L'accumulation de ces contraintes
différemment ressenties par les indus occupants faisant le reste, les
conséquences sont tragiques, sans pour autant conduire à une prise en charge
digne de ce nom de ce problème épineux, du moins selon la rumeur publique et
les fuites à partir de l'administration.
- Le Souk El-Fellah
hérité de la défunte COFEL n'a pas survécu à l'étroitesse de vue de nos
autorités pour finir comme voierie communale après avoir servi à autre chose
que le commerce des légumes.
- Les deux tout petits marchés qui ont vu
le jour à Debdaba côté cimetière et à Béchar Djédid, sont loin, très
loin même de satisfaire les besoins des populations environnantes, si bien que
l'essentiel des échanges a lieu à l'extérieur, parfois le long de la rue
jouxtant la Mosquée
centrale avec tous les aléas en matière d'environnement. Ils se font dans des
conditions qui illustrent l'insuffisance de l'intérêt accordé aux facteurs
hygiène et réglementaire.
- Le souk dit « Kandahar », ainsi
ironiquement désigné par les citoyens, a vu le jour avec tous les méfaits d'un
authentique bidonville. Il porte ainsi une nuance de taille à travers cette
dénomination éloquente et pleine de sens. Ne configure-t-elle pas le dénuement,
la misère, l'abandon de ses usagers, commerçants et clients à leur sort, et
rappelle surtout la violence et le chaos ?
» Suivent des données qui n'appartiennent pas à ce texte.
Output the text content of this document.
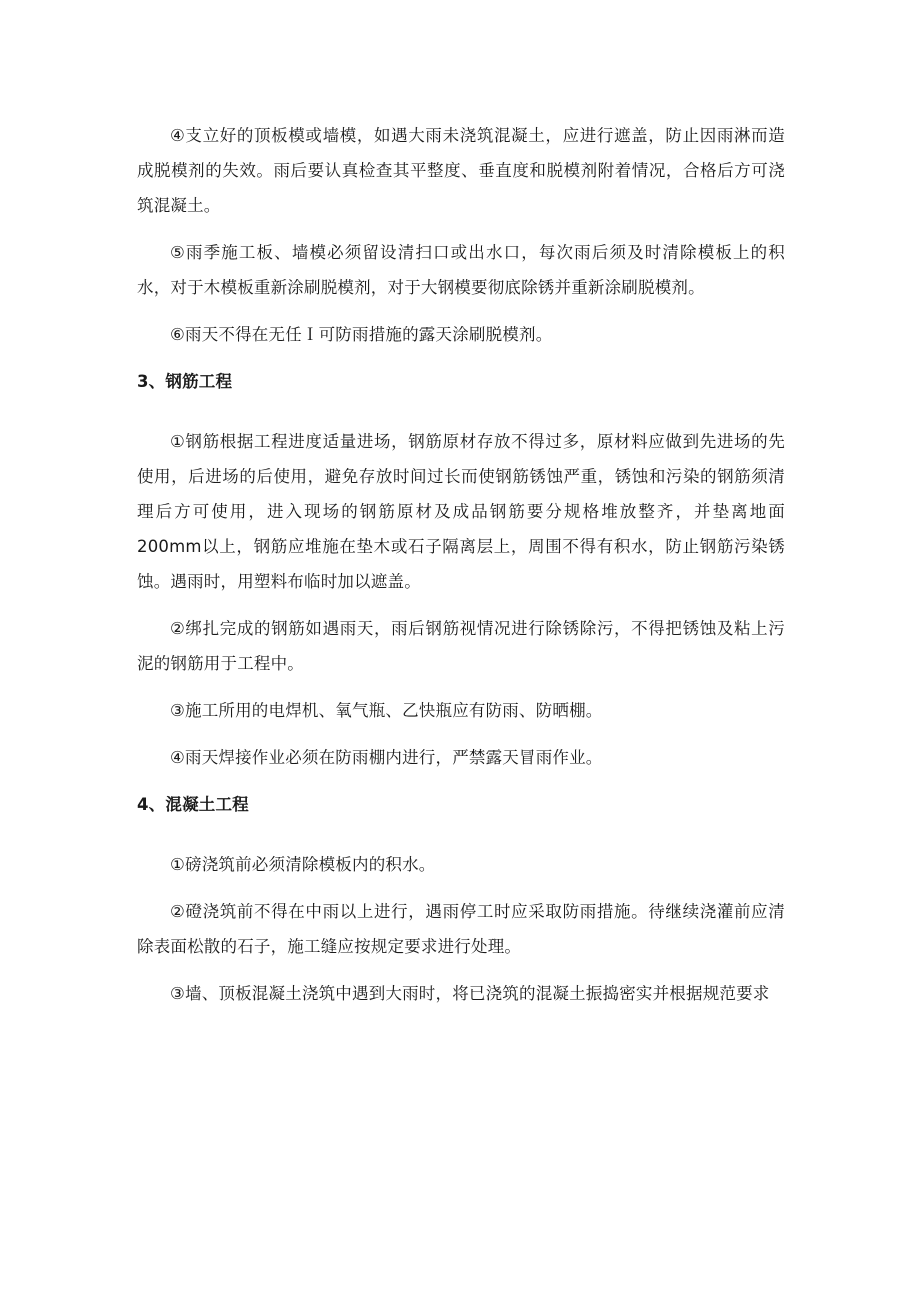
④支立好的顶板模或墙模，如遇大雨未浇筑混凝土，应进行遮盖，防止因雨淋而造成脱模剂的失效。雨后要认真检查其平整度、垂直度和脱模剂附着情况，合格后方可浇筑混凝土。

⑤雨季施工板、墙模必须留设清扫口或出水口，每次雨后须及时清除模板上的积水，对于木模板重新涂刷脱模剂，对于大钢模要彻底除锈并重新涂刷脱模剂。

⑥雨天不得在无任Ｉ可防雨措施的露天涂刷脱模剂。

3、钢筋工程

①钢筋根据工程进度适量进场，钢筋原材存放不得过多，原材料应做到先进场的先使用，后进场的后使用，避免存放时间过长而使钢筋锈蚀严重，锈蚀和污染的钢筋须清理后方可使用，进入现场的钢筋原材及成品钢筋要分规格堆放整齐，并垫离地面200mm以上，钢筋应堆施在垫木或石子隔离层上，周围不得有积水，防止钢筋污染锈蚀。遇雨时，用塑料布临时加以遮盖。

②绑扎完成的钢筋如遇雨天，雨后钢筋视情况进行除锈除污，不得把锈蚀及粘上污泥的钢筋用于工程中。

③施工所用的电焊机、氧气瓶、乙快瓶应有防雨、防晒棚。

④雨天焊接作业必须在防雨棚内进行，严禁露天冒雨作业。

4、混凝土工程

①磅浇筑前必须清除模板内的积水。

②磴浇筑前不得在中雨以上进行，遇雨停工时应采取防雨措施。待继续浇灌前应清除表面松散的石子，施工缝应按规定要求进行处理。

③墙、顶板混凝土浇筑中遇到大雨时，将已浇筑的混凝土振捣密实并根据规范要求
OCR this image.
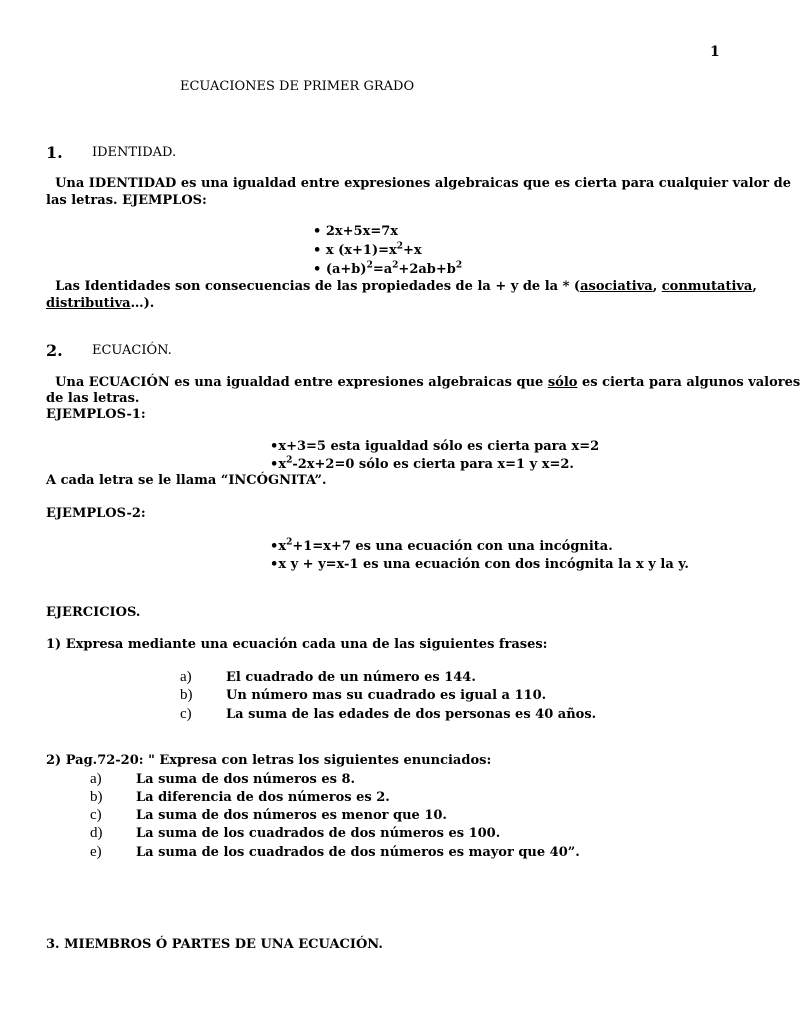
1
ECUACIONES DE PRIMER GRADO
1. IDENTIDAD.
Una IDENTIDAD es una igualdad entre expresiones algebraicas que es cierta para cualquier valor de
las letras. EJEMPLOS:
• 2x+5x=7x
• x $(x+1)=x^2+x$
• $(a+b)^2=a^2+2ab+b^2$
Las Identidades son consecuencias de las propiedades de la + y de la * (asociativa, conmutativa,
distributiva…).
2. ECUACIÓN.
Una ECUACIÓN es una igualdad entre expresiones algebraicas que sólo es cierta para algunos valores
de las letras.
EJEMPLOS-1:
•x+3=5 esta igualdad sólo es cierta para x=2
$•x^2-2x+2=0$ sólo es cierta para x=1 y x=2.
A cada letra se le llama “INCÓGNITA”.
EJEMPLOS-2:
$•x^2+1=x+7$ es una ecuación con una incógnita.
•x y + y=x-1 es una ecuación con dos incógnita la x y la y.
EJERCICIOS.
1) Expresa mediante una ecuación cada una de las siguientes frases:
a)	El cuadrado de un número es 144.
b)	Un número mas su cuadrado es igual a 110.
c)	La suma de las edades de dos personas es 40 años.
2) Pag.72-20: " Expresa con letras los siguientes enunciados:
a)	La suma de dos números es 8.
b)	La diferencia de dos números es 2.
c)	La suma de dos números es menor que 10.
d)	La suma de los cuadrados de dos números es 100.
e)	La suma de los cuadrados de dos números es mayor que 40”.
3. MIEMBROS Ó PARTES DE UNA ECUACIÓN.
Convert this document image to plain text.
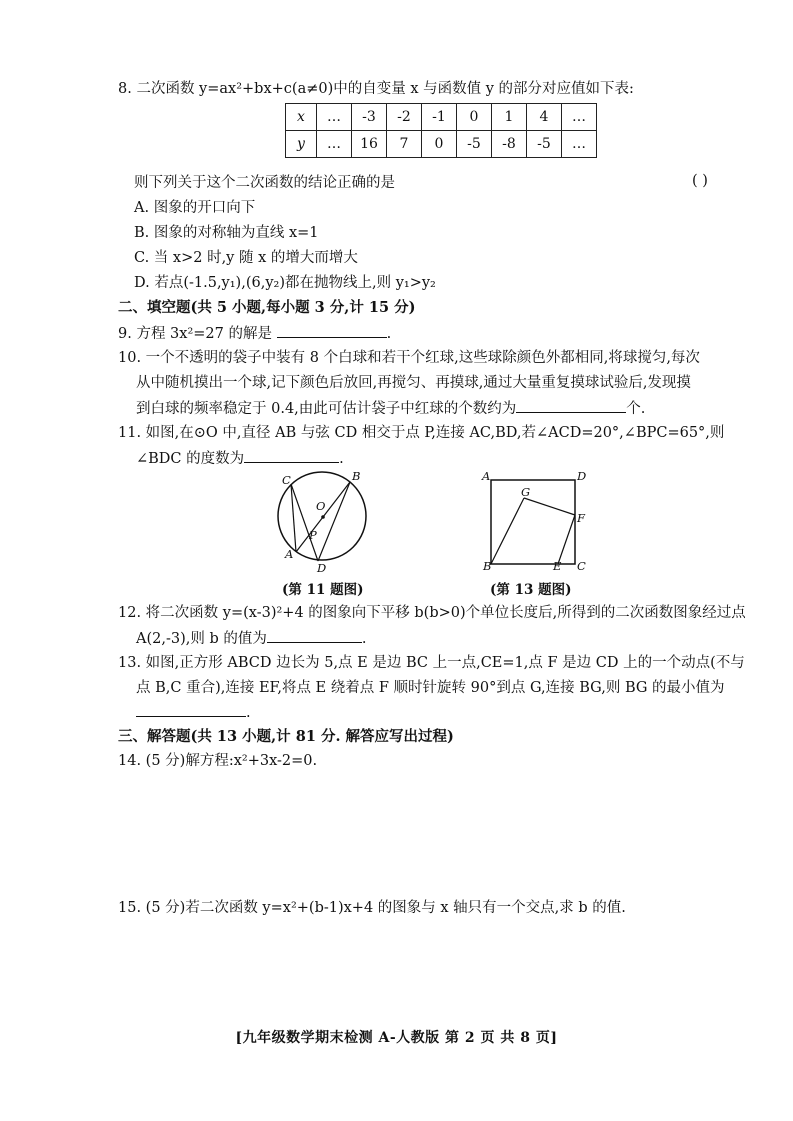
8. 二次函数 y=ax²+bx+c(a≠0)中的自变量 x 与函数值 y 的部分对应值如下表:
x	…	-3	-2	-1	0	1	4	…
y	…	16	7	0	-5	-8	-5	…
则下列关于这个二次函数的结论正确的是	( )
A. 图象的开口向下
B. 图象的对称轴为直线 x=1
C. 当 x>2 时,y 随 x 的增大而增大
D. 若点(-1.5,y₁),(6,y₂)都在抛物线上,则 y₁>y₂
二、填空题(共 5 小题,每小题 3 分,计 15 分)
9. 方程 3x²=27 的解是	.
10. 一个不透明的袋子中装有 8 个白球和若干个红球,这些球除颜色外都相同,将球搅匀,每次
从中随机摸出一个球,记下颜色后放回,再搅匀、再摸球,通过大量重复摸球试验后,发现摸
到白球的频率稳定于 0.4,由此可估计袋子中红球的个数约为	个.
11. 如图,在⊙O 中,直径 AB 与弦 CD 相交于点 P,连接 AC,BD,若∠ACD=20°,∠BPC=65°,则
∠BDC 的度数为	.
C	B
O
P
A
D
(第 11 题图)
A	D
G
F
B	E C
(第 13 题图)
12. 将二次函数 y=(x-3)²+4 的图象向下平移 b(b>0)个单位长度后,所得到的二次函数图象经过点
A(2,-3),则 b 的值为	.
13. 如图,正方形 ABCD 边长为 5,点 E 是边 BC 上一点,CE=1,点 F 是边 CD 上的一个动点(不与
点 B,C 重合),连接 EF,将点 E 绕着点 F 顺时针旋转 90°到点 G,连接 BG,则 BG 的最小值为
.
三、解答题(共 13 小题,计 81 分. 解答应写出过程)
14. (5 分)解方程:x²+3x-2=0.
15. (5 分)若二次函数 y=x²+(b-1)x+4 的图象与 x 轴只有一个交点,求 b 的值.
[九年级数学期末检测 A-人教版 第 2 页 共 8 页]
Il est à souligner que l'anarchie ne couvre
pas uniquement le commerce des fruits et légumes. Le commerce parallèle couvre
aussi le souk populaire des « Brarique » à travers
des étalages d'effets vestimentaires et autres, souvent exploités par des prête-noms
au profit de tiers. Limité à l'origine, il obstrue désormais de façon permanente
les deux voies de l'avenue Sidi Brahim et se prolonge de façon tentaculaire le
long des rues avoisinantes jusqu'à la Mosquée des Martyrs. Reconnaissons qu'un grand
préjudice est porté aux circulations automobile et piétonne et risque de rendre
inutiles les ouvertures projetées à partir du quartier Ksar (Jnanat). L'impact négatif sur le fisc et les budgets locaux
est aussi grand. Toutes les tentatives de mettre fin à cette situation sur une
base réglementaire n'ont pas abouti, le problème étant souvent manipulé « avec
des pincettes » pour éviter les susceptibilités des uns et des autres. Il est
même présenté comme un danger latent et un monstre qui risque de faire des
siennes un de ces jours s'il est tarabusté. L'aborder de cet oeil ne fait que
retarder une issue favorable qui risque d'être impossible d'ici quelques années,
les occupants risquant d'arguer du fait accompli ou même du droit acquis.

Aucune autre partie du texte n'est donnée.